Apertium-recursive/Parser
Pseudocode
def checkForReduce(branch): result = [] if it would be possible to shift another token to this branch: result.append(copy(branch)) rule = get best rule from current transducer state (longest pattern, highest weight) while rule != -1: take the appropriate number of chunks off branch and pass them to the virtual machine if the rule is rejected: get the next best rule else: add the output to the output to the branch update the transducer state call checkForReduce() append updated branch(es) to result break if result is empty: result.append(branch) return result parseGraph = the parse stack (actually a directed graph in this case) next = readToken() while true: add next to each branch of parseGraph, calling checkForReduce() for each branch in parseGraph: if the number of transducer states is 0: discard branch if parseGraph is empty: output everything in the branch that had the fewest nodes if there is a tie, choose the branch with the highest weight if there is still a tie, choose the one that happens to be listed first next = readToken() if the input stream is now empty: output next (it's a blank) end
Notes
The premise of this algorithm is that the information contained in an LR parse table is also contained in the transducers generated by apertium-preprocess-transfer
.
Since we allow incomplete parses, ACCEPT
and ERROR
are equivalent and both are represented by the transducer having no live states.
SHIFT
is represented by an outgoing connection from the current state, and REDUCE
is represented by the current node being final.
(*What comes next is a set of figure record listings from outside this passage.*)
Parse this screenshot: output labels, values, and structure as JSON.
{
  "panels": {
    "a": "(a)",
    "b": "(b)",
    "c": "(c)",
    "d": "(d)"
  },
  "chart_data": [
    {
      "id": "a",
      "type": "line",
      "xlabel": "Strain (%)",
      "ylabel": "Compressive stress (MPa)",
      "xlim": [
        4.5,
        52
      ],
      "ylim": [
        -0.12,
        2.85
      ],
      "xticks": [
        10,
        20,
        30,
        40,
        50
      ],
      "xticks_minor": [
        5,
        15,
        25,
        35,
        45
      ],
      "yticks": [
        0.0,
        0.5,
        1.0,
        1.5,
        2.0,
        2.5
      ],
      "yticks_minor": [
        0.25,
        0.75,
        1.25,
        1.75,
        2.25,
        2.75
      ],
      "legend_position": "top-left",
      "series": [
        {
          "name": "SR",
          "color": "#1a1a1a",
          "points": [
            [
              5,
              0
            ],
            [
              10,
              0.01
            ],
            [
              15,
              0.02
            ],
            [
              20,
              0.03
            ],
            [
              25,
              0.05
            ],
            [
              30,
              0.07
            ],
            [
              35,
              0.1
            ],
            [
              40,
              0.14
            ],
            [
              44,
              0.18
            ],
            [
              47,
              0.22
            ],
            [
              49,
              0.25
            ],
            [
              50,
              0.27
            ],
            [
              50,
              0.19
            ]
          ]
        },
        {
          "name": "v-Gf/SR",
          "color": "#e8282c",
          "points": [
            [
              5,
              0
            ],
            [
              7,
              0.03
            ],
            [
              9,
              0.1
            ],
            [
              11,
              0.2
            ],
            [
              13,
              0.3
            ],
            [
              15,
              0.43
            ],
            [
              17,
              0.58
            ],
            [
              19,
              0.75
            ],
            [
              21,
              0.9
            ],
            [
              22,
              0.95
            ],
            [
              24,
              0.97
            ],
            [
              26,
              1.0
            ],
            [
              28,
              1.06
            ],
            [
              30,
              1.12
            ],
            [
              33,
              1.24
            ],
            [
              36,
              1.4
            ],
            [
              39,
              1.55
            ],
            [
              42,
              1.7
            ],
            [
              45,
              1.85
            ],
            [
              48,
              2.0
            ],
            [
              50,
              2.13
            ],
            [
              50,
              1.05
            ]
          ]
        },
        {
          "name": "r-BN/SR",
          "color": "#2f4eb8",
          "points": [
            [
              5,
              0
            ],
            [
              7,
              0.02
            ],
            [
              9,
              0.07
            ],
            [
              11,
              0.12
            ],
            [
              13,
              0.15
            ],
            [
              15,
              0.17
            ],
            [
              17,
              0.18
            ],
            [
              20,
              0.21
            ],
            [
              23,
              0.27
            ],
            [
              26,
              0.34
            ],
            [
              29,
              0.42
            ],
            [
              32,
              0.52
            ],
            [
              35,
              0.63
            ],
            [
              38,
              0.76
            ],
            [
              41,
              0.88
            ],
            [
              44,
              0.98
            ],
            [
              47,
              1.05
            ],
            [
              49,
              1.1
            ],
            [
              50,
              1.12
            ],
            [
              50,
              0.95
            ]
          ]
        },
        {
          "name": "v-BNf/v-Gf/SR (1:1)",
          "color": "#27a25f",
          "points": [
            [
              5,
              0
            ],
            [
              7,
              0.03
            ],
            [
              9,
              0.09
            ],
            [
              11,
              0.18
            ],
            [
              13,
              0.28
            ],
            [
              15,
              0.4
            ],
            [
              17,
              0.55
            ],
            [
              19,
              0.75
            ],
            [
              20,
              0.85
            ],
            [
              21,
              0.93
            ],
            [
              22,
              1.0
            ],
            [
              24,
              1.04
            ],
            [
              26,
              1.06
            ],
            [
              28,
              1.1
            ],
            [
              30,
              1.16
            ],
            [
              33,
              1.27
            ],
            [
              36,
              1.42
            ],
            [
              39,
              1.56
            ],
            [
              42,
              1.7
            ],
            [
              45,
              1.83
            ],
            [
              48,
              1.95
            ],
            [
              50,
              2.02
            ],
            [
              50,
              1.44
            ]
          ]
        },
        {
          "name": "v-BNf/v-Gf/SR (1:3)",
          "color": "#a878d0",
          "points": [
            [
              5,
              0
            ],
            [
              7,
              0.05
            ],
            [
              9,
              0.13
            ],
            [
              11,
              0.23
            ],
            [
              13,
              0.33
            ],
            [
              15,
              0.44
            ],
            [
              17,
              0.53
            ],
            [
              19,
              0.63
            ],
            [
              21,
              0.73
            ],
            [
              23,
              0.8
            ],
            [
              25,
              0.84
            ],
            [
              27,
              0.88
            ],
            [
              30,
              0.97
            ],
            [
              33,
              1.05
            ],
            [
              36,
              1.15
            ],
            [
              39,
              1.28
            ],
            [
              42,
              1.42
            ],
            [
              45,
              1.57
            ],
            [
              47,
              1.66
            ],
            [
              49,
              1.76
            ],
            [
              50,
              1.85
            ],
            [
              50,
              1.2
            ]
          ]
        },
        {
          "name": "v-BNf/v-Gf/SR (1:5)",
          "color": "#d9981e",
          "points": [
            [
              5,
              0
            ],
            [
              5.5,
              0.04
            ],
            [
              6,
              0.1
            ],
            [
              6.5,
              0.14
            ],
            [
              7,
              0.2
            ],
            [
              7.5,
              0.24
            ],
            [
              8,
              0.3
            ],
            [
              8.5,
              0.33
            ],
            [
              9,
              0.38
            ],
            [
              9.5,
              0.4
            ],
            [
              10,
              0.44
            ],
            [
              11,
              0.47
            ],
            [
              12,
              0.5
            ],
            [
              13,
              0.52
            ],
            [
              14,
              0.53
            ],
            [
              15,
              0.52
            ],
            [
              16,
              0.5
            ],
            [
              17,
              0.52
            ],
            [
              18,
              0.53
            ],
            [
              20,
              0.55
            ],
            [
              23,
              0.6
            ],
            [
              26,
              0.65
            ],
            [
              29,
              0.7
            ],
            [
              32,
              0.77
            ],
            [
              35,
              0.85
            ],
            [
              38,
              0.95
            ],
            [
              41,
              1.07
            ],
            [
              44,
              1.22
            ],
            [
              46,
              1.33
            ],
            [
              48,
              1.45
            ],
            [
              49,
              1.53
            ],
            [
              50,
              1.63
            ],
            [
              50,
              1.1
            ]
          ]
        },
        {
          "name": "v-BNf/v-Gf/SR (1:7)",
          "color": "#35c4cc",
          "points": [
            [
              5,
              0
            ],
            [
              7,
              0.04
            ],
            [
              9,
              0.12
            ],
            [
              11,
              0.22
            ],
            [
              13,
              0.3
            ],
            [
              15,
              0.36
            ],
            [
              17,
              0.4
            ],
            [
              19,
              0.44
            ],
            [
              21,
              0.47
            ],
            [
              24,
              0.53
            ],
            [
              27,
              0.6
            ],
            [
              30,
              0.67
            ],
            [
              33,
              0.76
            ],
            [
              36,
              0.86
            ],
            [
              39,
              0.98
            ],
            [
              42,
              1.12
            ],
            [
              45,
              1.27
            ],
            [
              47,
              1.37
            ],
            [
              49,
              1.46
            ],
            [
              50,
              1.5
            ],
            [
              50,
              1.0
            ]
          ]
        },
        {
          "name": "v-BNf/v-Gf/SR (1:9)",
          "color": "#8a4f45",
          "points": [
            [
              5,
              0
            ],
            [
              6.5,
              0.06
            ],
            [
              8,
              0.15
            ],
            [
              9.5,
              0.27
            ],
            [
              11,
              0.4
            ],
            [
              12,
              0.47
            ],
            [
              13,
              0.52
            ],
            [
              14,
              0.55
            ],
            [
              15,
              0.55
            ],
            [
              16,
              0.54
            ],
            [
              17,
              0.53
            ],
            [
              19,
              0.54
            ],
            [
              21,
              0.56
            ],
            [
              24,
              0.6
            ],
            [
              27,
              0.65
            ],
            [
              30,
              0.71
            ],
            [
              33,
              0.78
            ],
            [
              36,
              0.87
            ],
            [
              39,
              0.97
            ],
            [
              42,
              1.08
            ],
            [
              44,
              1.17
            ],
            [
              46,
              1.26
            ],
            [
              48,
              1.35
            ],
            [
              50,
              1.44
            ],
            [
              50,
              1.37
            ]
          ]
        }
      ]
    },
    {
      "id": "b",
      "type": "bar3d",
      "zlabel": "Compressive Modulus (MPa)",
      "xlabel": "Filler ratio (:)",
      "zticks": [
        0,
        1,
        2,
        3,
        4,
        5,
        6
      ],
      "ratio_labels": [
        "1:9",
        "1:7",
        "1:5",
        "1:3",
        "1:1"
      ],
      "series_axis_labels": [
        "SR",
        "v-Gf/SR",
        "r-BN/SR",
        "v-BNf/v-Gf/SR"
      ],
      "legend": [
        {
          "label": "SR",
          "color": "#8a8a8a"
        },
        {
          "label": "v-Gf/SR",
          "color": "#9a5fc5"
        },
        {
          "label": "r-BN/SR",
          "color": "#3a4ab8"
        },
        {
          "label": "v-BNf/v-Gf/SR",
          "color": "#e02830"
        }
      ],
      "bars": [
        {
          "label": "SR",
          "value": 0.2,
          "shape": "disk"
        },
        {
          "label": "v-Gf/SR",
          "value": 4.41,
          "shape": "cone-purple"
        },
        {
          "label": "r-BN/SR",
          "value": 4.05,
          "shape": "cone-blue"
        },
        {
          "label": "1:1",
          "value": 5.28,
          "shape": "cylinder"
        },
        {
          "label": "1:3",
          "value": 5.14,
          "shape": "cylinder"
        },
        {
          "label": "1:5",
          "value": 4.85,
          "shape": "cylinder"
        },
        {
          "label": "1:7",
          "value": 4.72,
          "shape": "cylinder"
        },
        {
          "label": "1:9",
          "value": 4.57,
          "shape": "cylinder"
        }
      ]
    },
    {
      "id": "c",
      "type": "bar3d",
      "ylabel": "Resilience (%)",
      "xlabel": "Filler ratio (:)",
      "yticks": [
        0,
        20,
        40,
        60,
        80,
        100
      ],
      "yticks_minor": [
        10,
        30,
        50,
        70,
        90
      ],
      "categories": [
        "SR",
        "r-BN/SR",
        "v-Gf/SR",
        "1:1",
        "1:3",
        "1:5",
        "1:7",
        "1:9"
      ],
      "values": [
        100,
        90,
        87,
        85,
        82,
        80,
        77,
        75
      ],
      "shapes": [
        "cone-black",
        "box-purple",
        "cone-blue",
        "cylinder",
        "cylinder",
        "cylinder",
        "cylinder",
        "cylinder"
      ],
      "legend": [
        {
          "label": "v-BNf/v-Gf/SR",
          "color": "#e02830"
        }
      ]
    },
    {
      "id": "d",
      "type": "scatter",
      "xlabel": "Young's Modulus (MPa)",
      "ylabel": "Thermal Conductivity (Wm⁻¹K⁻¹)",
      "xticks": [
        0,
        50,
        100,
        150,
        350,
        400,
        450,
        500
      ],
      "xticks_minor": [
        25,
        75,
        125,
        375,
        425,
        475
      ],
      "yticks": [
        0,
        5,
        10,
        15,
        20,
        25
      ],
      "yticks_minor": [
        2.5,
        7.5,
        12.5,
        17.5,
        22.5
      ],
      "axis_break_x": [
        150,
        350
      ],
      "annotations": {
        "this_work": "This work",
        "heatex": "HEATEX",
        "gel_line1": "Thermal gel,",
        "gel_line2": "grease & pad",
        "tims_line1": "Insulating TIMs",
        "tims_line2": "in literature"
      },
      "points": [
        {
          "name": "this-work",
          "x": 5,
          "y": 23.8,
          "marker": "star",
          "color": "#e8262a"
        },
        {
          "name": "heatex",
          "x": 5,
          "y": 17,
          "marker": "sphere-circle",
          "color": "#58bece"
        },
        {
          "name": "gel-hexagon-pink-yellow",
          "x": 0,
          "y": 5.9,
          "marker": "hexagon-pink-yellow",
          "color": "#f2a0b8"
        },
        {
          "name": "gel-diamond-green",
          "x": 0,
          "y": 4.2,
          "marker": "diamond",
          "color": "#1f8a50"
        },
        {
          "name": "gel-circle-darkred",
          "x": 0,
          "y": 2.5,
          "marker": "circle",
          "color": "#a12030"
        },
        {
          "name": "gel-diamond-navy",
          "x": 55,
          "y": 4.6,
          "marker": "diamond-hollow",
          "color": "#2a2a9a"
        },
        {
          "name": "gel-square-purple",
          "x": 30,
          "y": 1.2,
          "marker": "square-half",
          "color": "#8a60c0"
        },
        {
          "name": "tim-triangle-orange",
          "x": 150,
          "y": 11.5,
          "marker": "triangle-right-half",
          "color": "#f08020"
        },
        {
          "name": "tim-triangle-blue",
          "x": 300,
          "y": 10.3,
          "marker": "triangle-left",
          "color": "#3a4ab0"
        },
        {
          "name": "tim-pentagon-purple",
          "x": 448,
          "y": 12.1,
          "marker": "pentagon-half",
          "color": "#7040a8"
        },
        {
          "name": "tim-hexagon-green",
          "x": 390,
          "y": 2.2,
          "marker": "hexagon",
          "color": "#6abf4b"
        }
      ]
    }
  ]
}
Since there are rules which generate different output in different situations as well as rules which generate multiple outputs, the simplest way do deal with them is to take the output of a reduction and act as if it were normal input. The result is that pattern matching is linear in the number of nodes in the tree, rather than being linear in just the leaves, but this increase appears to be cancelled out by the decrease in the amount of checking and rejecting that would have to be done in the virtual machine otherwise.
This algorithm currently branches on shift-reduce conflicts but not reduce-reduce conflicts. The reason for this is that it seemed to me like we had enough information to decide reduce-reduce conflicts by applying LRLM and it also limits the number of times we need to fork the stack, which helps with speed. If it is desired, I can change this, however.
The nice thing about checking for shift-reduce conflicts, is that if there is a possible reduction, the token on the top of the stack is definitely an LU or a chunk and if there is a conflicting shift, then the token to be shifted is definitely a blank, so we can check whether any shifts are possible by stepping the transducer forward by a space and checking whether there are any live states.